As noted by Jan Egeland, secretary general of the council and a former top U.N. humanitarian relief official on Twitter “Yemenis aren’t falling into starvation … They are being pushed into the abyss by men with guns and power.”

This is not to excuse the many grave abuses committed by Yemen’s warring factions. The realities of war are often bleak and unforgiving … it is in the nature of war to demand blood. 

In an interview with the New York Times earlier this September, David Beasley, executive director of the World Food Program, the anti-hunger arm of the United Nations emphasised the gravity of the situation when he noted, “Yemen is absolutely without a doubt our greatest problem area in the world … What’s happening is deplorable, disgraceful.”

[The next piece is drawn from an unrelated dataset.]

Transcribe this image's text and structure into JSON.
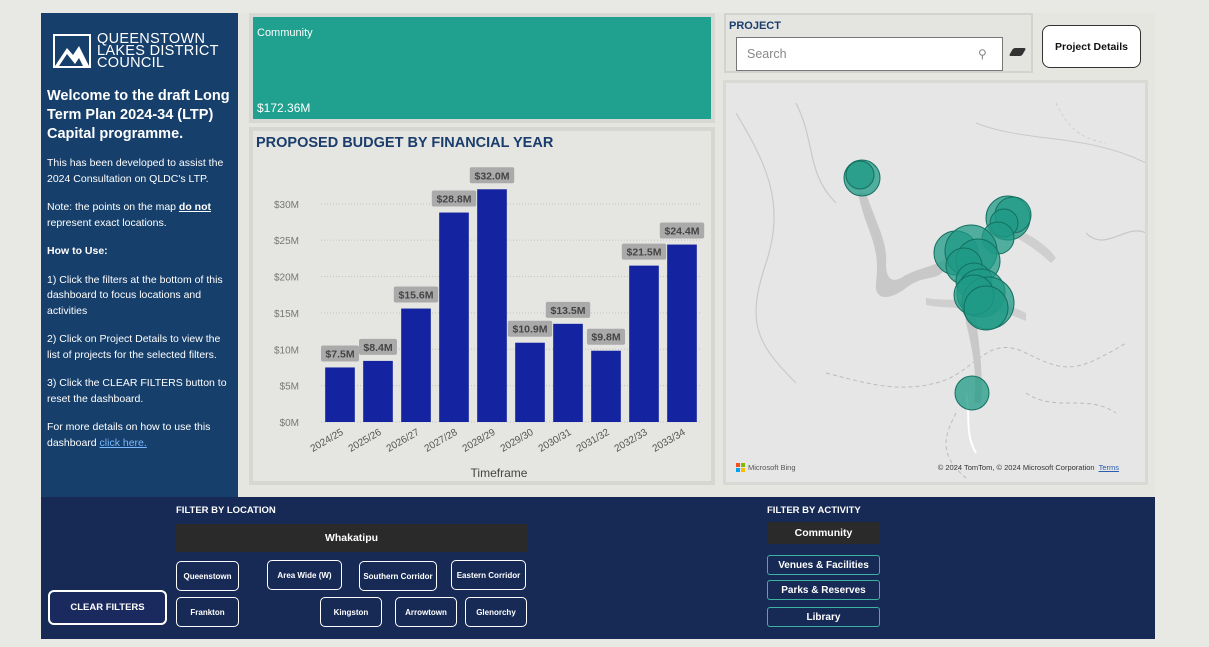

Indeed … nearly half of all Yemeni children suffer stunted growth because of malnutrition, something that could be rather simply remedied if only there was a will. But Yemen’s ruling elite, on both sides of the river, has proven unbending. 

Yemen’s humanitarian crisis is not a by-product of Yemen’s institutional and political failures, and it is solely the result of a protracted military conflict; it was breathed into existence by the very parties which benefit from the political opportunism it represents.

How easy it has been for many to claim national duty and cry concern when they have stood in the way of deliveries, demanding that taxes be levied and aid rerouted so that it would benefit their respective militias?

A UN Panel of Experts reported in June 2017 that the Houthis had earned up to US$1.14 billion from fuel and oil distribution on the black market, and that fuel was “one of the main sources of revenue for the Houthis.” 

Yemen’s humanitarian problems are, while compounded, mostly artificial!